How a Combinations & Permutations Calculator Works
This calculator tells you how many ways you can select r items from a set of n items, both when order matters (permutations) and when it does not (combinations). Enter the total number of items and the number you want to choose, and both results appear at once, along with the formula filled in with your numbers.
Because counting problems grow extremely fast, the calculator uses exact big-integer arithmetic. That means results like the number of possible lottery draws or card hands are computed precisely rather than rounded.
The Formulas
- Combinations: C(n, r) = n! / (r! × (n − r)!)
- Permutations: P(n, r) = n! / (n − r)!
- Relationship: P(n, r) = C(n, r) × r!
When to Use Each
The key question is always the same: does the order of selection matter?

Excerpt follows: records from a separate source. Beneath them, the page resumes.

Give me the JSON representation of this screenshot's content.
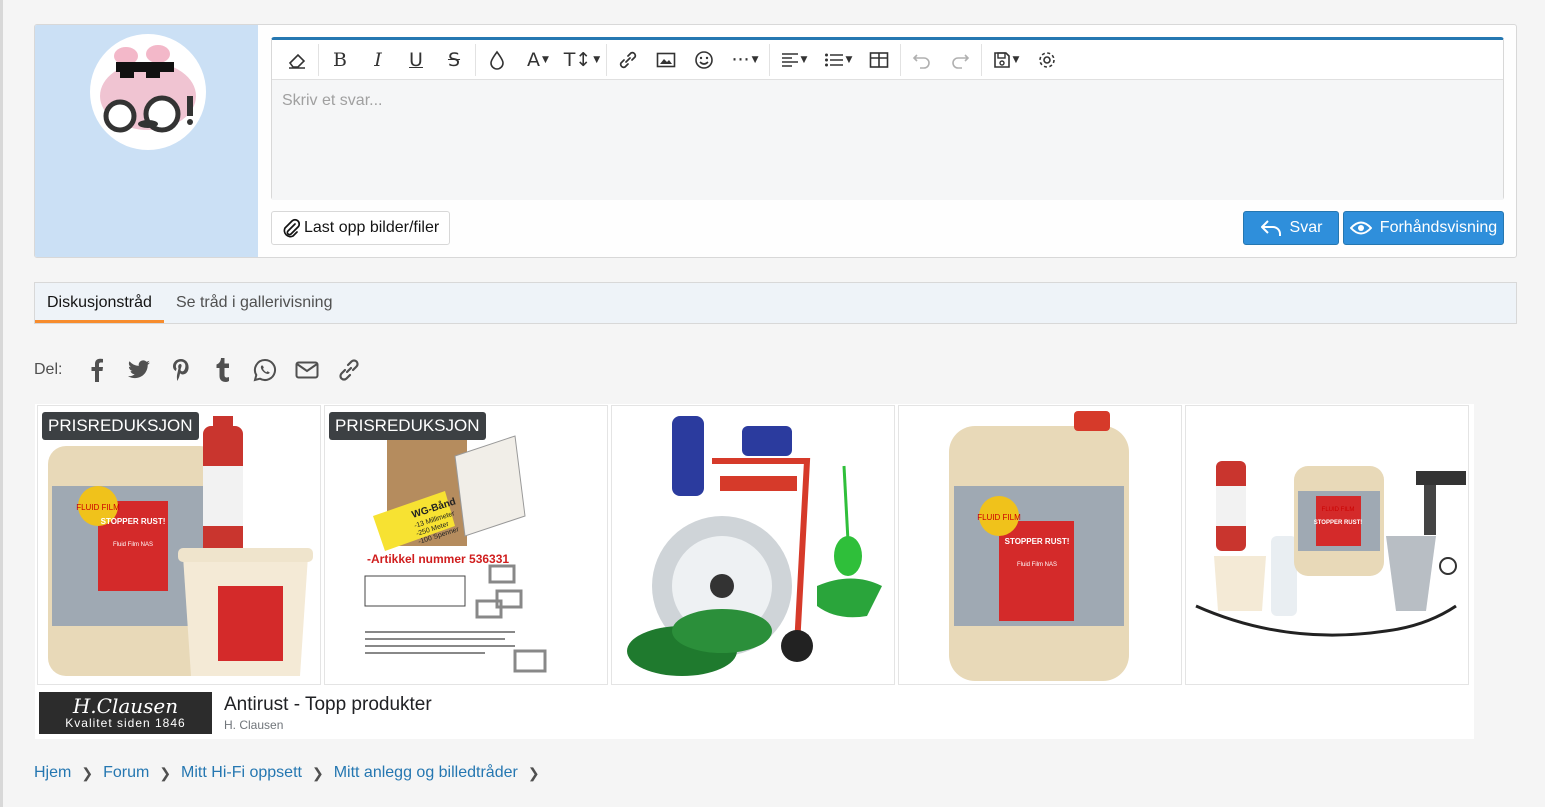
{
  "editor": {
    "placeholder": "Skriv et svar...",
    "toolbar": [
      "eraser-icon",
      "bold-icon",
      "italic-icon",
      "underline-icon",
      "strikethrough-icon",
      "color-icon",
      "font-family-icon",
      "font-size-icon",
      "link-icon",
      "image-icon",
      "smiley-icon",
      "more-icon",
      "align-icon",
      "list-icon",
      "table-icon",
      "undo-icon",
      "redo-icon",
      "drafts-icon",
      "settings-icon"
    ]
  },
  "upload": {
    "label": "Last opp bilder/filer"
  },
  "buttons": {
    "reply": "Svar",
    "preview": "Forhåndsvisning"
  },
  "tabs": [
    {
      "label": "Diskusjonstråd",
      "active": true
    },
    {
      "label": "Se tråd i gallerivisning",
      "active": false
    }
  ],
  "share": {
    "label": "Del:",
    "icons": [
      "facebook-icon",
      "twitter-icon",
      "pinterest-icon",
      "tumblr-icon",
      "whatsapp-icon",
      "email-icon",
      "link-icon"
    ]
  },
  "ad": {
    "badges": [
      "PRISREDUKSJON",
      "PRISREDUKSJON"
    ],
    "products": [
      {
        "label": "FLUID FILM",
        "text": "STOPPER RUST!",
        "details": [
          "Fluid Film NAS"
        ]
      },
      {
        "label": "WG-Bånd",
        "text": "-Artikkel nummer 536331",
        "details": [
          "-13 Millimeter",
          "-250 Meter",
          "-100 Spenner"
        ]
      },
      {
        "label": "",
        "text": "",
        "details": []
      },
      {
        "label": "FLUID FILM",
        "text": "STOPPER RUST!",
        "details": [
          "Fluid Film NAS"
        ]
      },
      {
        "label": "FLUID FILM",
        "text": "STOPPER RUST!",
        "details": []
      }
    ],
    "logo_brand": "H.Clausen",
    "logo_tagline": "Kvalitet siden 1846",
    "title": "Antirust - Topp produkter",
    "advertiser": "H. Clausen"
  },
  "breadcrumb": [
    "Hjem",
    "Forum",
    "Mitt Hi-Fi oppsett",
    "Mitt anlegg og billedtråder"
  ],
  "colors": {
    "primary": "#2f8fdb",
    "user_bg": "#cbe0f5",
    "tab_active": "#f78c2d",
    "link": "#2577b1"
  }
}
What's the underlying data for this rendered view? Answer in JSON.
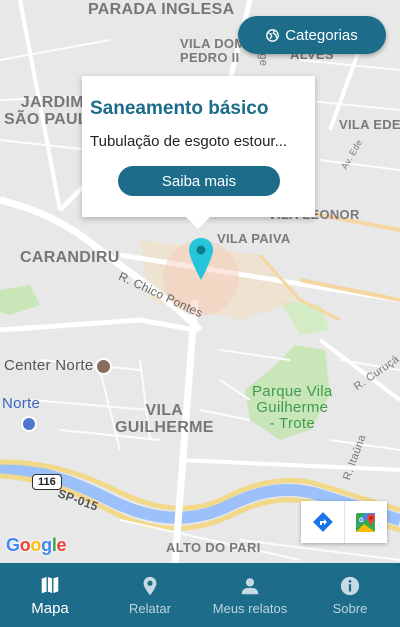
{
  "map": {
    "labels": {
      "parada_inglesa": "PARADA INGLESA",
      "vila_dom_pedro": "VILA DOM\nPEDRO II",
      "alves": "ALVES",
      "jardim_sao_paulo": "JARDIM\nSÃO PAULO",
      "vila_ede": "VILA EDE",
      "av_ede": "Av. Ede",
      "vila_leonor": "VILA LEONOR",
      "carandiru": "CARANDIRU",
      "vila_paiva": "VILA PAIVA",
      "r_chico_pontes": "R. Chico Pontes",
      "center_norte": "Center Norte",
      "norte": "Norte",
      "parque_vila_guilherme": "Parque Vila\nGuilherme\n- Trote",
      "vila_guilherme": "VILA\nGUILHERME",
      "r_curuca": "R. Curuçá",
      "r_itauna": "R. Itaúna",
      "sp_015": "SP-015",
      "shield_116": "116",
      "alto_do_pari": "ALTO DO PARI",
      "rge": "rge"
    },
    "google_logo": [
      "G",
      "o",
      "o",
      "g",
      "l",
      "e"
    ]
  },
  "categorias_button": {
    "label": "Categorias",
    "icon": "globe-icon"
  },
  "popup": {
    "title": "Saneamento básico",
    "text": "Tubulação de esgoto estour...",
    "button_label": "Saiba mais"
  },
  "bottom_nav": {
    "items": [
      {
        "label": "Mapa",
        "icon": "map-icon",
        "active": true
      },
      {
        "label": "Relatar",
        "icon": "location-pin-icon",
        "active": false
      },
      {
        "label": "Meus relatos",
        "icon": "person-icon",
        "active": false
      },
      {
        "label": "Sobre",
        "icon": "info-icon",
        "active": false
      }
    ]
  },
  "colors": {
    "primary": "#1c6c8a",
    "marker": "#26c6da",
    "park": "#c8e6b8"
  }
}
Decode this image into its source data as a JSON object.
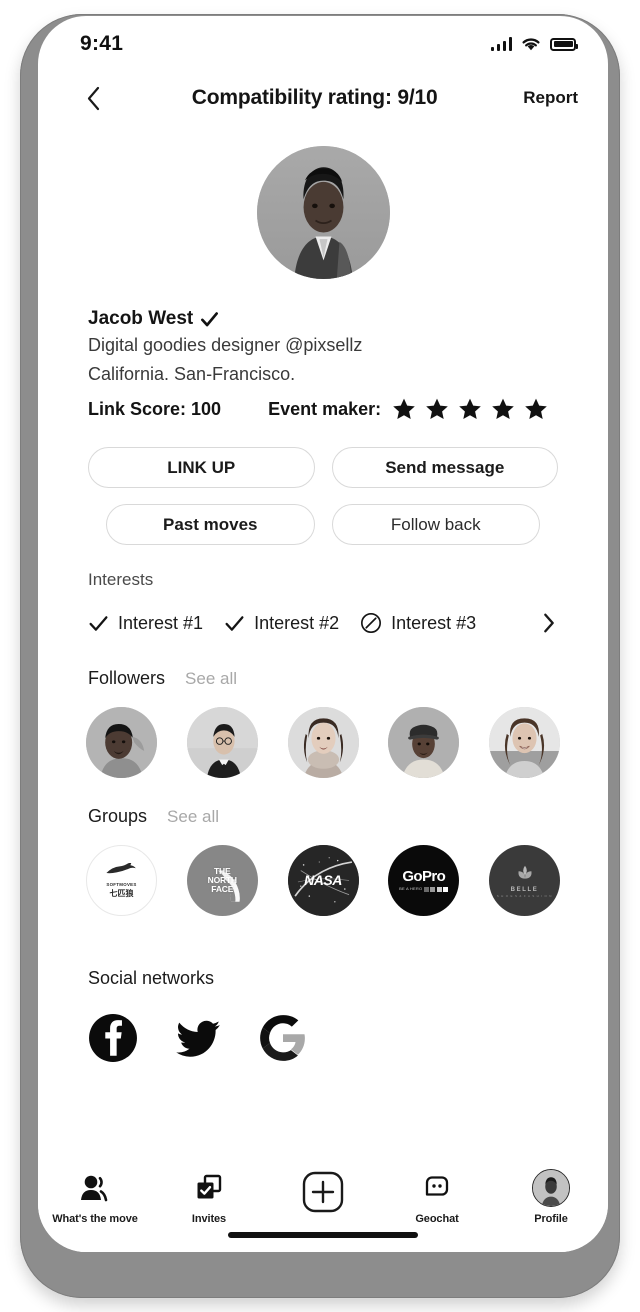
{
  "status_bar": {
    "time": "9:41",
    "signal_icon": "signal-bars-icon",
    "wifi_icon": "wifi-icon",
    "battery_icon": "battery-full-icon"
  },
  "header": {
    "back_icon": "chevron-left-icon",
    "title": "Compatibility rating: 9/10",
    "report_label": "Report"
  },
  "profile": {
    "avatar_icon": "profile-photo",
    "name": "Jacob West",
    "verified_icon": "verified-check-icon",
    "bio_line1": "Digital goodies designer @pixsellz",
    "bio_line2": "California. San-Francisco.",
    "link_score_label": "Link Score: 100",
    "event_maker_label": "Event maker:",
    "event_maker_stars": 5,
    "star_icon": "star-filled-icon"
  },
  "actions": {
    "link_up": "LINK UP",
    "send_message": "Send message",
    "past_moves": "Past moves",
    "follow_back": "Follow back"
  },
  "interests": {
    "title": "Interests",
    "items": [
      {
        "label": "Interest #1",
        "icon": "check-icon"
      },
      {
        "label": "Interest #2",
        "icon": "check-icon"
      },
      {
        "label": "Interest #3",
        "icon": "circle-slash-icon"
      }
    ],
    "more_icon": "chevron-right-icon"
  },
  "followers": {
    "title": "Followers",
    "see_all": "See all",
    "avatars": [
      "follower-avatar-1",
      "follower-avatar-2",
      "follower-avatar-3",
      "follower-avatar-4",
      "follower-avatar-5"
    ]
  },
  "groups": {
    "title": "Groups",
    "see_all": "See all",
    "items": [
      {
        "name": "SOFTMOVES",
        "sub": "七匹狼",
        "logo": "softmoves-logo",
        "bg": "#ffffff",
        "fg": "#2a2a2a",
        "border": "#e4e4e4"
      },
      {
        "name": "THE NORTH FACE",
        "sub": "",
        "logo": "north-face-logo",
        "bg": "#878787",
        "fg": "#ffffff",
        "border": "#878787"
      },
      {
        "name": "NASA",
        "sub": "",
        "logo": "nasa-logo",
        "bg": "#2e2e2e",
        "fg": "#ffffff",
        "border": "#2e2e2e"
      },
      {
        "name": "GoPro",
        "sub": "BE A HERO",
        "logo": "gopro-logo",
        "bg": "#0a0a0a",
        "fg": "#ffffff",
        "border": "#0a0a0a"
      },
      {
        "name": "BELLE",
        "sub": "",
        "logo": "belle-logo",
        "bg": "#3a3a3a",
        "fg": "#b9b9b9",
        "border": "#3a3a3a"
      }
    ]
  },
  "social": {
    "title": "Social networks",
    "items": [
      {
        "name": "facebook",
        "icon": "facebook-icon"
      },
      {
        "name": "twitter",
        "icon": "twitter-icon"
      },
      {
        "name": "google",
        "icon": "google-icon"
      }
    ]
  },
  "tabbar": {
    "items": [
      {
        "label": "What's the move",
        "icon": "people-icon"
      },
      {
        "label": "Invites",
        "icon": "invites-check-squares-icon"
      },
      {
        "label": "",
        "icon": "plus-square-icon"
      },
      {
        "label": "Geochat",
        "icon": "chat-bubble-icon"
      },
      {
        "label": "Profile",
        "icon": "profile-avatar-icon"
      }
    ]
  },
  "colors": {
    "frame": "#8d8d8d",
    "screen": "#ffffff",
    "text": "#141414",
    "muted": "#a8a8a8",
    "border": "#d9d9d9"
  }
}
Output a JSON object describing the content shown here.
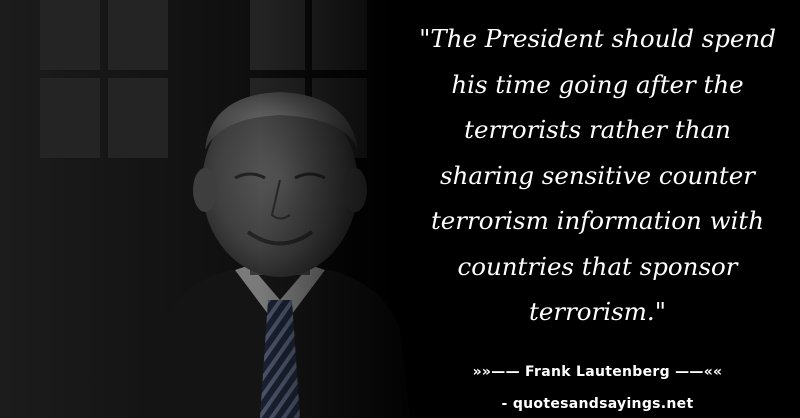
{
  "quote": {
    "text": "\"The President should spend\nhis time going after the\nterrorists rather than\nsharing sensitive counter\nterrorism information with\ncountries that sponsor\nterrorism.\""
  },
  "author": {
    "text": "»»—— Frank Lautenberg ——««"
  },
  "source": {
    "text": "- quotesandsayings.net"
  },
  "colors": {
    "background": "#000000",
    "text": "#ffffff"
  }
}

If it does, use permutations; if it does not, use combinations.
- Combinations: choosing a 5-card poker hand, picking lottery numbers, or selecting a committee.
- Permutations: ranking the top 3 finishers in a race, arranging letters in a word, or assigning seats.
- Combinations are always less than or equal to permutations for the same n and r.
- When r equals n, P(n, n) equals n! and C(n, n) equals 1.
Frequently Asked Questions
What is the difference between a combination and a permutation?
A combination is a selection where order does not matter, while a permutation is an arrangement where order does matter. For example, choosing {A, B} is the same combination as {B, A}, but AB and BA are two different permutations.
Why are there always more permutations than combinations?
Each combination of r items can be arranged in r! different orders, and each of those orders is a distinct permutation. That is why P(n, r) equals C(n, r) multiplied by r!.
Can r be larger than n?
No. You cannot choose more items than are available, so r must be less than or equal to n. If you enter an r larger than n, the calculator will ask you to correct it.